Back in September, LG started to roll out support for NVIDIA’s G-Sync on select OLED televisions. But at CES 2020, LG not only extended that support for additional televisions, but also made it work at a maximum of 240Hz, welcome to living-room gaming nirvana.
We visited LG Electronics in Silicon Valley just before it rolled out support for G-Sync, and the demo was very convincing, showing excellent fluidity (at 60Hz) and superb color quality.
All twelve new 2020 LG OLED TVs presented at CES natively support G-Sync, and given the quality of LG’s OLED panels, they could arguably claim the title of Best Gaming monitors regardless of their TV status.
If you are unfamiliar with G-Sync, it is a technology that NVIDIA introduced back in 2013, which is designed to make games appear smooth and fluid even when the rendering speed is inconsistent.
In video games, the rendering speed can vary if there are more characters, buildings, or explosions on the screen, and that can lead to framerate hiccups and visual tearing, both of which disturb the gaming experience. Learn more here.

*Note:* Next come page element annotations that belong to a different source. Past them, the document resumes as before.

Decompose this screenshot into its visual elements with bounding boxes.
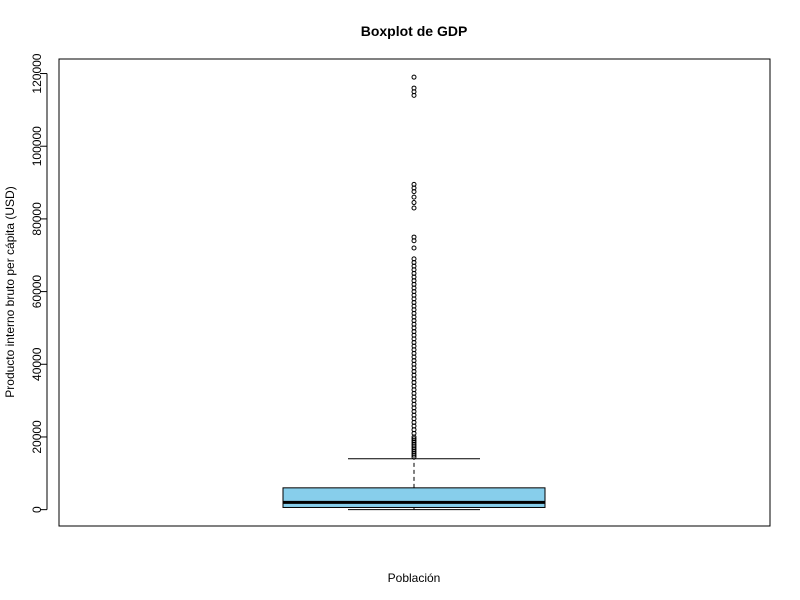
outlier-point-69 bbox=[411, 181, 417, 187]
y-tick-label-0: 0 bbox=[30, 506, 44, 513]
outlier-point-64 bbox=[411, 205, 417, 211]
outlier-point-10 bbox=[411, 436, 417, 442]
outlier-point-65 bbox=[411, 200, 417, 206]
x-axis-label: Población bbox=[388, 571, 441, 585]
outlier-point-60 bbox=[411, 256, 417, 262]
outlier-point-63 bbox=[411, 234, 417, 240]
outlier-point-61 bbox=[411, 245, 417, 251]
y-tick-label-120000: 120000 bbox=[30, 53, 44, 93]
outlier-point-73 bbox=[411, 74, 417, 80]
iqr-box bbox=[282, 487, 546, 508]
y-tick-label-20000: 20000 bbox=[30, 420, 44, 454]
y-axis: 0 20000 40000 60000 80000 100000 120000 bbox=[30, 53, 48, 513]
outlier-point-66 bbox=[411, 194, 417, 200]
box-group bbox=[282, 458, 546, 511]
plot-frame bbox=[58, 58, 771, 527]
y-axis-label: Producto interno bruto per cápita (USD) bbox=[3, 186, 17, 397]
y-tick-label-60000: 60000 bbox=[30, 275, 44, 309]
outlier-point-72 bbox=[411, 85, 417, 91]
y-tick-label-100000: 100000 bbox=[30, 126, 44, 166]
chart-title: Boxplot de GDP bbox=[361, 23, 468, 39]
y-tick-label-80000: 80000 bbox=[30, 202, 44, 236]
y-tick-label-40000: 40000 bbox=[30, 347, 44, 381]
outlier-group bbox=[411, 74, 417, 460]
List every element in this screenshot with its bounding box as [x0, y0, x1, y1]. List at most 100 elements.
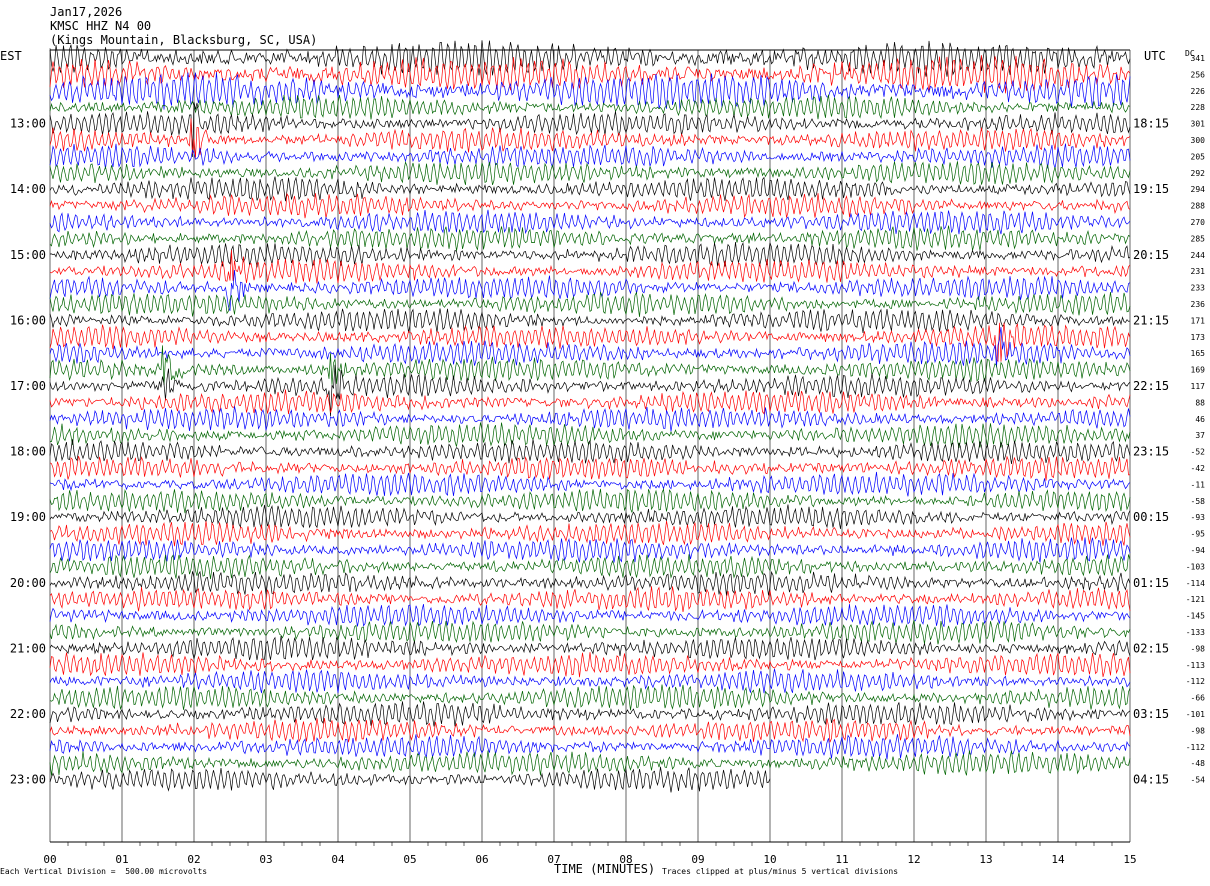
- right-hour-label: 01:15: [1133, 576, 1169, 590]
- x-tick-label: 15: [1123, 853, 1136, 866]
- x-tick-label: 03: [259, 853, 272, 866]
- seismogram-trace: [49, 345, 1131, 385]
- seismogram-trace: [49, 619, 1131, 645]
- seismogram-trace: [49, 488, 1131, 514]
- seismogram-trace: [49, 308, 1131, 334]
- dc-offset-label: 231: [1191, 267, 1206, 276]
- dc-offset-label: -95: [1191, 530, 1206, 539]
- x-tick-label: 13: [979, 853, 992, 866]
- seismogram-trace: [49, 55, 1131, 94]
- right-hour-label: 00:15: [1133, 510, 1169, 524]
- vertical-division-note: Each Vertical Division = 500.00 microvol…: [0, 867, 208, 876]
- seismogram-trace: [49, 241, 1131, 268]
- seismogram-trace: [49, 471, 1131, 497]
- x-tick-label: 06: [475, 853, 488, 866]
- dc-offset-label: -103: [1186, 562, 1205, 571]
- right-hour-label: 23:15: [1133, 445, 1169, 459]
- left-hour-label: 21:00: [10, 641, 46, 655]
- dc-offset-label: 292: [1191, 169, 1206, 178]
- x-tick-label: 07: [547, 853, 560, 866]
- x-tick-label: 08: [619, 853, 632, 866]
- seismogram-trace: [49, 504, 1131, 529]
- right-hour-label: 03:15: [1133, 707, 1169, 721]
- seismogram-trace: [49, 327, 1131, 368]
- seismogram-trace: [49, 684, 1131, 711]
- right-hour-label: 20:15: [1133, 248, 1169, 262]
- seismogram-trace: [49, 176, 1131, 202]
- dc-offset-label: -48: [1191, 759, 1206, 768]
- dc-offset-label: -112: [1186, 743, 1205, 752]
- x-tick-label: 01: [115, 853, 128, 866]
- dc-offset-label: -42: [1191, 464, 1206, 473]
- seismogram-trace: [49, 94, 1131, 120]
- x-tick-label: 04: [331, 853, 345, 866]
- left-hour-label: 18:00: [10, 445, 46, 459]
- seismogram-trace: [49, 364, 1131, 417]
- seismogram-trace: [49, 766, 771, 793]
- dc-offset-label: 165: [1191, 349, 1206, 358]
- right-hour-label: 02:15: [1133, 641, 1169, 655]
- seismogram-trace: [49, 750, 1131, 776]
- dc-offset-label: 228: [1191, 103, 1206, 112]
- left-hour-label: 17:00: [10, 379, 46, 393]
- seismogram-trace: [49, 586, 1131, 613]
- dc-offset-label: -101: [1186, 710, 1205, 719]
- dc-offset-label: 236: [1191, 300, 1206, 309]
- seismogram-trace: [49, 554, 1131, 580]
- dc-offset-label: 233: [1191, 284, 1206, 293]
- x-tick-label: 00: [43, 853, 56, 866]
- clip-note: Traces clipped at plus/minus 5 vertical …: [662, 867, 899, 876]
- seismogram-trace: [49, 225, 1131, 252]
- x-tick-label: 11: [835, 853, 848, 866]
- x-tick-label: 02: [187, 853, 200, 866]
- right-hour-label: 22:15: [1133, 379, 1169, 393]
- dc-offset-label: 285: [1191, 234, 1206, 243]
- dc-offset-label: -94: [1191, 546, 1206, 555]
- x-tick-label: 14: [1051, 853, 1065, 866]
- seismogram-trace: [49, 322, 1131, 363]
- dc-offset-label: 256: [1191, 70, 1206, 79]
- seismogram-trace: [49, 570, 1131, 596]
- seismogram-trace: [49, 406, 1131, 432]
- dc-offset-label: -112: [1186, 677, 1205, 686]
- dc-offset-label: -113: [1186, 661, 1205, 670]
- seismogram-trace: [49, 734, 1131, 760]
- dc-offset-label: -121: [1186, 595, 1205, 604]
- left-hour-label: 20:00: [10, 576, 46, 590]
- right-hour-label: 19:15: [1133, 182, 1169, 196]
- dc-offset-label: -133: [1186, 628, 1205, 637]
- left-timezone-label: EST: [0, 49, 22, 63]
- dc-offset-label: 341: [1191, 54, 1206, 63]
- seismogram-trace: [49, 269, 1131, 312]
- location-label: (Kings Mountain, Blacksburg, SC, USA): [50, 33, 318, 47]
- seismogram-trace: [49, 668, 1131, 694]
- seismogram-trace: [49, 209, 1131, 235]
- dc-offset-label: 169: [1191, 366, 1206, 375]
- dc-offset-label: 244: [1191, 251, 1206, 260]
- left-hour-label: 13:00: [10, 117, 46, 131]
- dc-offset-label: -58: [1191, 497, 1206, 506]
- x-tick-label: 10: [763, 853, 776, 866]
- dc-offset-label: -145: [1186, 612, 1205, 621]
- dc-offset-label: -11: [1191, 480, 1206, 489]
- seismogram-trace: [49, 389, 1131, 415]
- dc-offset-label: 173: [1191, 333, 1206, 342]
- seismogram-trace: [49, 652, 1131, 678]
- seismogram-trace: [49, 143, 1131, 169]
- seismogram-trace: [49, 701, 1131, 727]
- x-tick-label: 09: [691, 853, 704, 866]
- dc-offset-label: -52: [1191, 448, 1206, 457]
- left-hour-label: 22:00: [10, 707, 46, 721]
- dc-offset-label: 171: [1191, 316, 1206, 325]
- right-hour-label: 21:15: [1133, 313, 1169, 327]
- seismogram-trace: [49, 520, 1131, 547]
- seismogram-trace: [49, 291, 1131, 317]
- x-axis-title: TIME (MINUTES): [554, 862, 656, 876]
- dc-offset-label: -114: [1186, 579, 1205, 588]
- seismogram-trace: [49, 604, 1131, 627]
- dc-offset-label: 294: [1191, 185, 1206, 194]
- seismogram-trace: [49, 635, 1131, 661]
- left-hour-label: 16:00: [10, 313, 46, 327]
- dc-offset-label: 300: [1191, 136, 1206, 145]
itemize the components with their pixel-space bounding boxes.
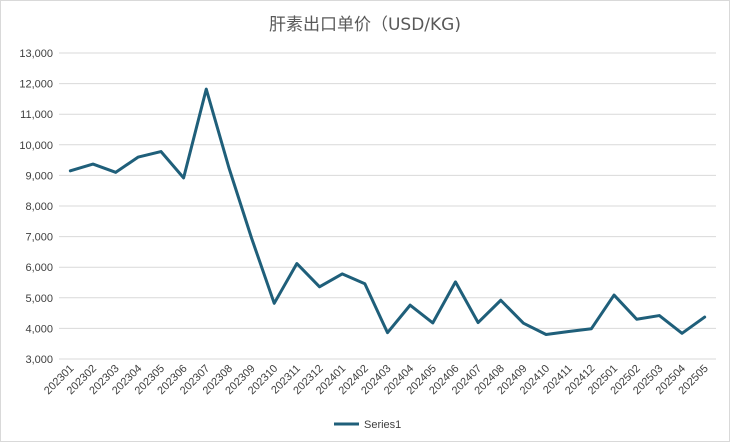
chart-title: 肝素出口单价（USD/KG) <box>269 15 461 35</box>
y-tick-label: 3,000 <box>25 354 53 366</box>
legend: Series1 <box>334 419 401 431</box>
gridlines <box>59 52 716 360</box>
y-tick-label: 4,000 <box>25 323 53 335</box>
y-axis-ticks: 3,000 4,000 5,000 6,000 7,000 8,000 9,000 10,00… <box>19 48 53 366</box>
y-tick-label: 6,000 <box>25 262 53 274</box>
y-tick-label: 8,000 <box>25 201 53 213</box>
series-line <box>68 87 707 337</box>
y-tick-label: 10,000 <box>19 140 53 152</box>
y-tick-label: 13,000 <box>19 48 53 60</box>
series-layer <box>68 87 707 337</box>
x-axis-ticks: 2023012023022023032023042023052023062023… <box>42 363 711 397</box>
y-tick-label: 11,000 <box>20 109 53 121</box>
legend-label: Series1 <box>364 419 401 431</box>
y-tick-label: 12,000 <box>19 79 53 91</box>
y-tick-label: 9,000 <box>25 170 53 182</box>
y-tick-label: 5,000 <box>25 293 53 305</box>
y-tick-label: 7,000 <box>25 232 53 244</box>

At its fundamental level, G-Sync means that the GPU and Display can communicate and synchronize display and rendering refreshes, eliminating hiccups and visual tearing. That’s what the new LG TVs support.
NVIDIA’s G-Sync has even higher specs and more strenuous tests that “pro” gaming monitors like the ASUS ROG Switch 360 can match, but the details are for another article, way outside the scope of this one.
Some observers complained that you needed an NVIDIA GPU to make G-Sync run, and while that’s true, the good news is that the 2020 LG televisions also support AMD’s FreeSync, a competing technology that offers the same basic benefits described above. When you start adding more stringent features, NVIDIA tends to have an advantage, and that’s why they can command a higher price.
The other benefit of being Freesync compatible is that game consoles hardware mostly comes from AMD because the cost/performance ratio is excellent, and people expect this trend to continue with the next-generation consoles.